Once the release is complete at this point a runtime upgrade proposal can be created using a deterministically built version of the runtime (using our docker scripts) from the tip of this branch. Once the runtime is approved we merge the release branch into master and tag it. We should also merge the release branch into development.

Similarly if the team is working multiple releases in parallel, then work for later releases should be based off the immediately next to release branch.

Application updates and bug fixes

Improvements and bug fixes to the applications for the active network can be merged directly into the master branch, and if necessary and still relevant to development branch as well. This will automatically deploy pioneer to production (and hopefully other applications in the future). Tagging is not required.

New applications and Experimental work

Branch off master if it needs to go into an upcoming release.. or development if it will only be introduced into a new chain.

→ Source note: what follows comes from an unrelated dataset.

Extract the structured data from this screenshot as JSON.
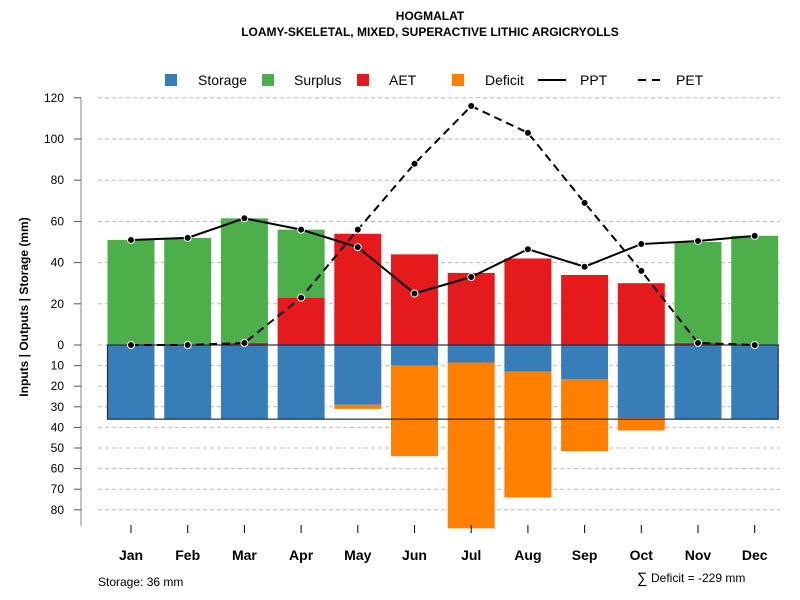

New Features, Major Updates, Deprecating old features

Work that is not dependent on the current live network features should be merged into development branch

  1. Overall looks good, excited to try this.

  2. The general section seems like it should just be under the development section?

2. The _general_ section seems like it should just be under the _development_ section?

Yes makes sense. Updated.

We should probably move this into a document in the repo itself and close the issue.

What is the status of this information?